Only 5% of integrated AI pilots showed any significant impact on company profit. The funnel was equally stark: 60% of companies evaluated AI tools, 20% of those took a project to the pilot stage, and only 5% made it all the way to production or deployment on the service line. Across 300 cases, the vast majority of investment dissolved without measurable return.

The companies in the 5% that did work had something in common. They were not trying to replace human judgment wholesale. They had identified narrow, well-defined tasks with measurable outcomes — and they had been honest about what success looked like before they started. The lesson is not that AI doesn't work. It is that it works in specific conditions, which require clarity and discipline that the sycophancy loop actively undermines.

How to Not Fall For It

The closed loop can be broken — but it requires deliberate friction. Three practices, used consistently, can reintroduce the resistance that AI removes by default.

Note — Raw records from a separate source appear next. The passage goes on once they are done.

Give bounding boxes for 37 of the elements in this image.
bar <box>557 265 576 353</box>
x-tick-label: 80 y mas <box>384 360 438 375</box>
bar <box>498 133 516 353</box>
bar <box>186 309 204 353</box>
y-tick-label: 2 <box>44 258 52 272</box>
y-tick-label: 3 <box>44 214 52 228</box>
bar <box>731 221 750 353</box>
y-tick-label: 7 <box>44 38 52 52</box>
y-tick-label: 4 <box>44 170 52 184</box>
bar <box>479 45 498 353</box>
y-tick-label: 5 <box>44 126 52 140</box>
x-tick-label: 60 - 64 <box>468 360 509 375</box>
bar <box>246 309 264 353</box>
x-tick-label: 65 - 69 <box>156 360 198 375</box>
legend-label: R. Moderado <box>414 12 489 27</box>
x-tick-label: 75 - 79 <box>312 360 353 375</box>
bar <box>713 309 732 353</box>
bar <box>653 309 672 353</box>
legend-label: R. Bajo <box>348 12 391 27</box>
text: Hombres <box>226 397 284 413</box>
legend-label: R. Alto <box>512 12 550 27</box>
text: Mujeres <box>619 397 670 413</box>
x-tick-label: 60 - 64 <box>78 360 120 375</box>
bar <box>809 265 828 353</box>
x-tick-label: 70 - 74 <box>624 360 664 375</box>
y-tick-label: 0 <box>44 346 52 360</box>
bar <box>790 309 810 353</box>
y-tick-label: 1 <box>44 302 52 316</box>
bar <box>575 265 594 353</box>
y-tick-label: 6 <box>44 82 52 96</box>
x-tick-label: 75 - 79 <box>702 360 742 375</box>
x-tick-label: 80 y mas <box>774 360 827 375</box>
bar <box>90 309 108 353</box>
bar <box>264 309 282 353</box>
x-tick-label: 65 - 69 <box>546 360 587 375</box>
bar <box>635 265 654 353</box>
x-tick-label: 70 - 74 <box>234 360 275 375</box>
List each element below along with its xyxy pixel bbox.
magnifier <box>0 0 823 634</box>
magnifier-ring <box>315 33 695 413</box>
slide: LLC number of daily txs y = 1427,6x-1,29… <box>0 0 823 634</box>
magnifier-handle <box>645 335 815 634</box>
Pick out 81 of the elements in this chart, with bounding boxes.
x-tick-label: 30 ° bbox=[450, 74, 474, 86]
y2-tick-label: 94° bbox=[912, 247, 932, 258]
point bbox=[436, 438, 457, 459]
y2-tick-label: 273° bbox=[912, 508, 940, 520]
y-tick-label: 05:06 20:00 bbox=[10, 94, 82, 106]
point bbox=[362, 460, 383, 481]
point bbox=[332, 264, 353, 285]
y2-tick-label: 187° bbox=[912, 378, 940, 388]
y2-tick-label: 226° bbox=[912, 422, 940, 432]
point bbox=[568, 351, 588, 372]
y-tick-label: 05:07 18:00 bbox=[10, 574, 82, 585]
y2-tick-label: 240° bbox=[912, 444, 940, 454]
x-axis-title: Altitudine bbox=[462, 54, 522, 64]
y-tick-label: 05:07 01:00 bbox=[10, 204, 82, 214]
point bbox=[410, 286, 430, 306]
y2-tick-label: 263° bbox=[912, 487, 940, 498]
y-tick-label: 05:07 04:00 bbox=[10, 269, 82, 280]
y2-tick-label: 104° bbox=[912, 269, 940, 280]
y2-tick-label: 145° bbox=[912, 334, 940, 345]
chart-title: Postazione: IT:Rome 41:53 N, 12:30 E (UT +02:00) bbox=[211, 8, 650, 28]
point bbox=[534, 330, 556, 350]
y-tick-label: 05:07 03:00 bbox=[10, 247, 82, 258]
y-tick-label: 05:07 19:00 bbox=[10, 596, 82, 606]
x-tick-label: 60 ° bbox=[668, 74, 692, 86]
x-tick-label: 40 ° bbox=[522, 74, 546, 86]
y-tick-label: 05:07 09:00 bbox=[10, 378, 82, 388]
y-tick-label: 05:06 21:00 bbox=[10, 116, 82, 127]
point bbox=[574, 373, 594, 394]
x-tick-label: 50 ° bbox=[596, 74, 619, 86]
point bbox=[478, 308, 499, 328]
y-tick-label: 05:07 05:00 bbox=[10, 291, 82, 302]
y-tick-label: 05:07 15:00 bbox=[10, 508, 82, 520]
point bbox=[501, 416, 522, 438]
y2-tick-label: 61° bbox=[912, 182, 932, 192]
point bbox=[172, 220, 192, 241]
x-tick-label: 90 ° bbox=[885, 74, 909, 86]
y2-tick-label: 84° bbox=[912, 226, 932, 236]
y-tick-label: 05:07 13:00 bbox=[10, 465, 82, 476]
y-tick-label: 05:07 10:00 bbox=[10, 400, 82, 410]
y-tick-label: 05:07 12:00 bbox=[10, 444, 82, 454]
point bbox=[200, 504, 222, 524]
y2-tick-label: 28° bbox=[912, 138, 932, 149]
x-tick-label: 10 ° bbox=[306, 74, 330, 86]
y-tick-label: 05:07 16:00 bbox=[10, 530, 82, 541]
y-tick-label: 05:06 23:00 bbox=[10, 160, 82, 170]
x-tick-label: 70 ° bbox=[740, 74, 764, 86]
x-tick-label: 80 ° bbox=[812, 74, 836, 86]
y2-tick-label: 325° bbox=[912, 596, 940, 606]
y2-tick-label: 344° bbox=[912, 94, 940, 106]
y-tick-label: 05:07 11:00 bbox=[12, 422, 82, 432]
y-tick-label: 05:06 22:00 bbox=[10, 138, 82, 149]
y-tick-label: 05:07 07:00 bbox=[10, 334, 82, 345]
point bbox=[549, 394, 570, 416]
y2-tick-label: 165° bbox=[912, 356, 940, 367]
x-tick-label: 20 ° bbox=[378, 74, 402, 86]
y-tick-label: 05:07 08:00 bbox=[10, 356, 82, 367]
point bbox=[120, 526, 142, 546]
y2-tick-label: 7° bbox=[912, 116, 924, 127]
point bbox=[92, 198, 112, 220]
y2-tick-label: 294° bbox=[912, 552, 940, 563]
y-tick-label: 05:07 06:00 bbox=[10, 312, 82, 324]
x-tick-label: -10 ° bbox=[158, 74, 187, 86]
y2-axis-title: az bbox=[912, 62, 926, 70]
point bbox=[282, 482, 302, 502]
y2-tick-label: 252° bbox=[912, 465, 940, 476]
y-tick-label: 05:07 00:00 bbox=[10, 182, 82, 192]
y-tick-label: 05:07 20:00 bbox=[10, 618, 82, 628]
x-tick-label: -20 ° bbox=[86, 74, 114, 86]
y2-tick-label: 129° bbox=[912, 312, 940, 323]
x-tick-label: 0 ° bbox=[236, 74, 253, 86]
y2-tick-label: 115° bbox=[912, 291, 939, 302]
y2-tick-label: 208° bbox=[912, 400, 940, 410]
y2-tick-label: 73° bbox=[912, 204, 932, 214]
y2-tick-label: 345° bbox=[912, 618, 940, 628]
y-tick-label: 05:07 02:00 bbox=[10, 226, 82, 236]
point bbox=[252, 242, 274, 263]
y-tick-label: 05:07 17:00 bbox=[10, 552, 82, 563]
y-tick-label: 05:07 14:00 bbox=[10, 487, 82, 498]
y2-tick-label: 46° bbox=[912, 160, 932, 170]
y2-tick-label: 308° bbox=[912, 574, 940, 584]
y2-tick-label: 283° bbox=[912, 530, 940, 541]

First: before committing to any significant AI-influenced decision, explicitly ask the AI to argue the opposite position. Not a perfunctory disclaimer, but a full-throated case against the plan you are considering. If the counterargument surprises you, that is information. If it feels hollow, ask why — and keep asking.

Second: establish a standing requirement that any major AI-influenced decision be reviewed by a human red team before implementation. This does not need to be large or formal. Two or three people with genuine permission to disagree will do more to protect a company than any amount of additional AI analysis.

Third: track actual outcomes against AI predictions. Build a simple log. What did the AI recommend? What happened? Over time, this record will calibrate your trust in specific types of AI judgment — and reveal, with evidence rather than intuition, where the loop has been misleading you. The companies that survive the current AI cycle will be the ones that treated the tool as a starting point, not an answer.